Published online by Cambridge University Press: 05 April 2013
The end of the Cold War in 1989 inaugurated a new period in the history of human rights. The peaceful collapse of the Soviet Empire and the transition from apartheid in South Africa surprised many observers. Those who worked in non-violent movements seemed to have had more power than many realists in the field of international affairs had imagined. Since then, dictatorships which seemed unassailable have been toppled by other mass movements, and without an attendant bloodbath. Not everywhere to be sure – witness Tiananmen Square and the former Yugoslavia – but in states with substantial armed forces and police powers like Egypt, Tunisia, Chile, Ivory Coast, East Timor and elsewhere. There have been successful prosecutions in the United Nations Criminal Court in The Hague and in the International Criminal Tribunal in Arusha, Tanzania for violations of human rights and genocide.

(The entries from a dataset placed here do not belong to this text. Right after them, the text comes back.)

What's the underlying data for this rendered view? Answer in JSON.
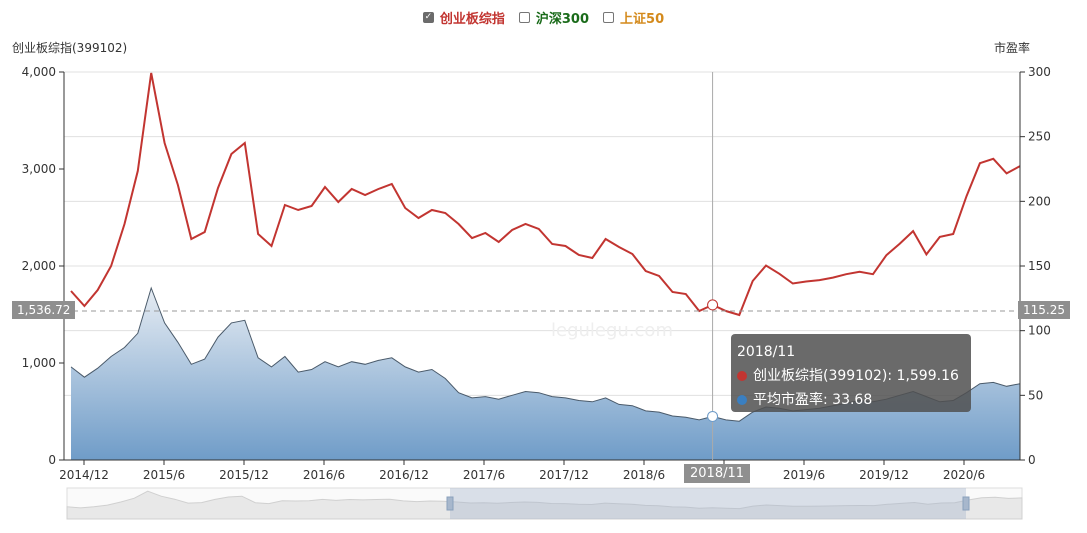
{
  "legend": {
    "items": [
      {
        "label": "创业板综指",
        "checked": true,
        "color": "#c23531"
      },
      {
        "label": "沪深300",
        "checked": false,
        "color": "#1a6b1a"
      },
      {
        "label": "上证50",
        "checked": false,
        "color": "#d48a1c"
      }
    ]
  },
  "axes": {
    "left_title": "创业板综指(399102)",
    "right_title": "市盈率",
    "left_ticks": [
      "4,000",
      "3,000",
      "2,000",
      "1,000",
      "0"
    ],
    "right_ticks": [
      "300",
      "250",
      "200",
      "150",
      "100",
      "50",
      "0"
    ],
    "x_ticks": [
      "2014/12",
      "2015/6",
      "2015/12",
      "2016/6",
      "2016/12",
      "2017/6",
      "2017/12",
      "2018/6",
      "2018/12",
      "2019/6",
      "2019/12",
      "2020/6"
    ]
  },
  "pointer": {
    "x_label": "2018/11",
    "left_label": "1,536.72",
    "right_label": "115.25"
  },
  "tooltip": {
    "title": "2018/11",
    "rows": [
      {
        "label": "创业板综指(399102): 1,599.16",
        "color": "#c23531"
      },
      {
        "label": "平均市盈率: 33.68",
        "color": "#3a7fc1"
      }
    ]
  },
  "watermark": "legulegu.com",
  "chart_data": {
    "type": "line",
    "title": "",
    "xlabel": "",
    "ylabel": "创业板综指(399102)",
    "ylabel_right": "市盈率",
    "ylim": [
      0,
      4000
    ],
    "ylim_right": [
      0,
      300
    ],
    "grid": true,
    "legend_position": "top",
    "x_start": "2014/11",
    "x_end": "2020/10",
    "x_interval": "monthly",
    "series": [
      {
        "name": "创业板综指(399102)",
        "axis": "left",
        "type": "line",
        "color": "#c23531",
        "values": [
          1742,
          1588,
          1753,
          2000,
          2433,
          2980,
          3990,
          3268,
          2835,
          2278,
          2351,
          2804,
          3155,
          3268,
          2330,
          2206,
          2629,
          2577,
          2619,
          2814,
          2660,
          2794,
          2732,
          2794,
          2845,
          2598,
          2495,
          2577,
          2546,
          2433,
          2288,
          2340,
          2247,
          2371,
          2433,
          2381,
          2227,
          2206,
          2113,
          2082,
          2278,
          2196,
          2124,
          1948,
          1897,
          1732,
          1711,
          1536,
          1599,
          1536,
          1495,
          1845,
          2005,
          1920,
          1820,
          1840,
          1855,
          1880,
          1915,
          1940,
          1915,
          2110,
          2230,
          2360,
          2120,
          2300,
          2330,
          2720,
          3060,
          3105,
          2955,
          3030
        ]
      },
      {
        "name": "平均市盈率",
        "axis": "right",
        "type": "area",
        "color": "#3a7fc1",
        "values": [
          72,
          64,
          71,
          80,
          87,
          98,
          133,
          106,
          91,
          74,
          78,
          95,
          106,
          108,
          79,
          72,
          80,
          68,
          70,
          76,
          72,
          76,
          74,
          77,
          79,
          72,
          68,
          70,
          63,
          52,
          48,
          49,
          47,
          50,
          53,
          52,
          49,
          48,
          46,
          45,
          48,
          43,
          42,
          38,
          37,
          34,
          33,
          31,
          33.68,
          31,
          30,
          37,
          41,
          40,
          38,
          39,
          40,
          42,
          44,
          46,
          45,
          47,
          50,
          53,
          49,
          45,
          46,
          52,
          59,
          60,
          57,
          59
        ]
      }
    ]
  }
}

In this dramatic and fast-moving context, there has been considerable scholarly and general interest in the subject of human rights, in particular in the English-speaking world. Lawyers, sociologists, historians, political scientists, anthropologists, literary scholars have all contributed to this ongoing and voluminous discussion. Paradoxically, the European countries have not advanced the conversation as much as to the meaning and practice of human rights, despite the fact that they were in the forefront of the construction of the first Convention on Human Rights to apply to an entire region. The European Convention on Human Rights was ratified in 1950, and the European Court of Human Rights in Strasbourg began its work in 1960.